The Nature of Generic Cosmological Singularities

The existence of a singularity by definition implies a preferred scale--the affine parameter distance from/to the singularity of a causal geodesic that is used to define it. However, this variable scale is also captured by the expansion along the geodesic, and this can be used to obtain a regularized state space picture by means of a conformal transformation that factors out the expansion. This leads to the conformal `Hubble-normalized' orthonormal frame approach which allows one to translate methods and results concerning spatially homogeneous models into the generic inhomogeneous context, which in turn enables one to derive the dynamical nature of generic cosmological singularities. Here we describe this approach and outline the derivation of the `cosmological billiard attractor,' which describes the generic dynamical asymptotic behavior towards a generic spacelike singularity.

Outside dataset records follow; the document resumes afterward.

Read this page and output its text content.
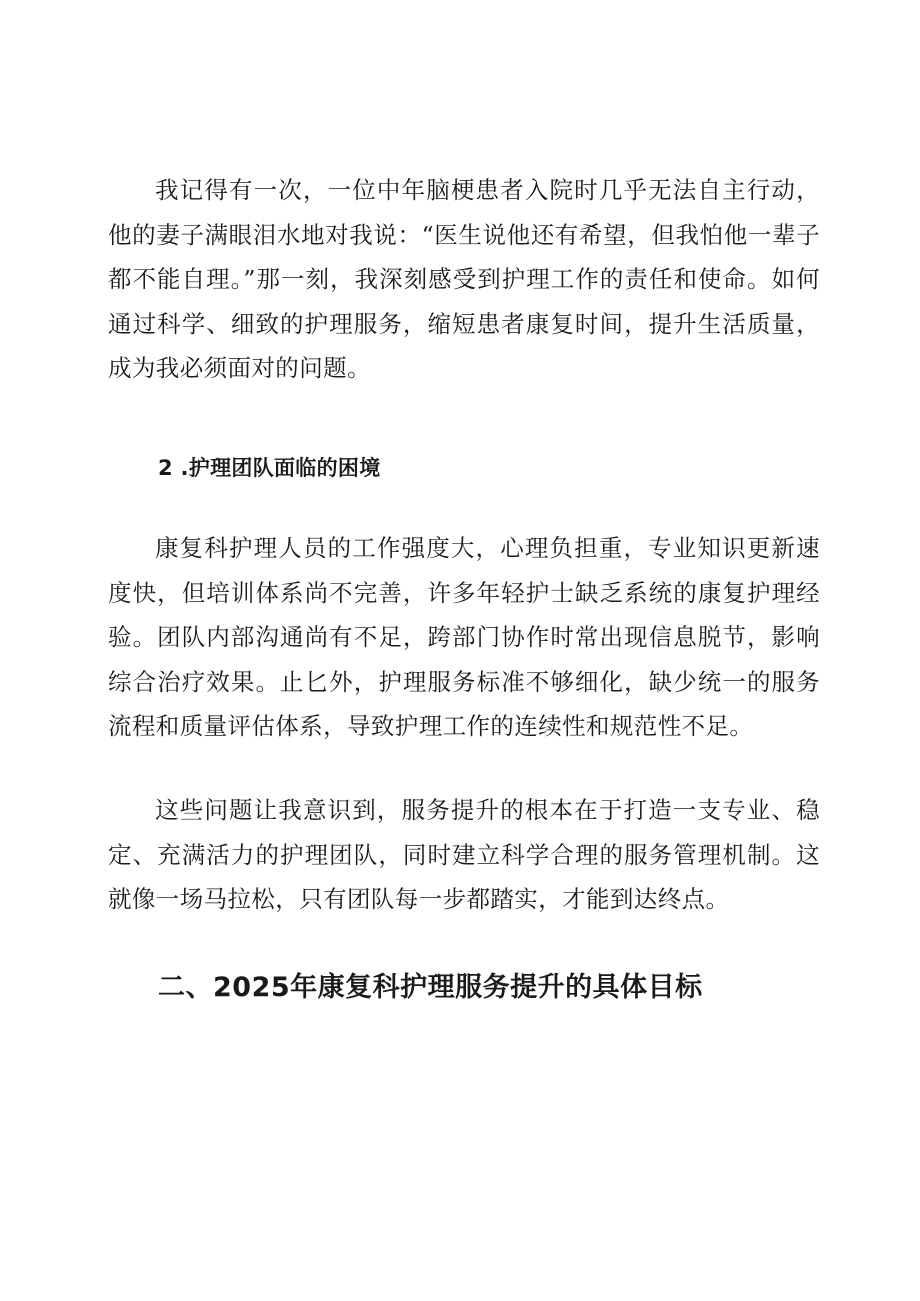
我记得有一次，一位中年脑梗患者入院时几乎无法自主行动，他的妻子满眼泪水地对我说：“医生说他还有希望，但我怕他一辈子都不能自理。”那一刻，我深刻感受到护理工作的责任和使命。如何通过科学、细致的护理服务，缩短患者康复时间，提升生活质量，成为我必须面对的问题。

2 .护理团队面临的困境

康复科护理人员的工作强度大，心理负担重，专业知识更新速度快，但培训体系尚不完善，许多年轻护士缺乏系统的康复护理经验。团队内部沟通尚有不足，跨部门协作时常出现信息脱节，影响综合治疗效果。止匕外，护理服务标准不够细化，缺少统一的服务流程和质量评估体系，导致护理工作的连续性和规范性不足。

这些问题让我意识到，服务提升的根本在于打造一支专业、稳定、充满活力的护理团队，同时建立科学合理的服务管理机制。这就像一场马拉松，只有团队每一步都踏实，才能到达终点。

二、2025年康复科护理服务提升的具体目标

We also compare the `dynamical systems picture' resulting from this approach with other work on generic spacelike singularities: the metric approach of Belinskii, Lifschitz, and Khalatnikov, and the recent Iwasawa based Hamiltonian method used by Damour, Henneaux, and Nicolai; in particular we show that the cosmological billiards obtained by the latter and the cosmological billiard attractor form complementary `dual' descriptions of the generic asymptotic dynamics of generic spacelike singularities.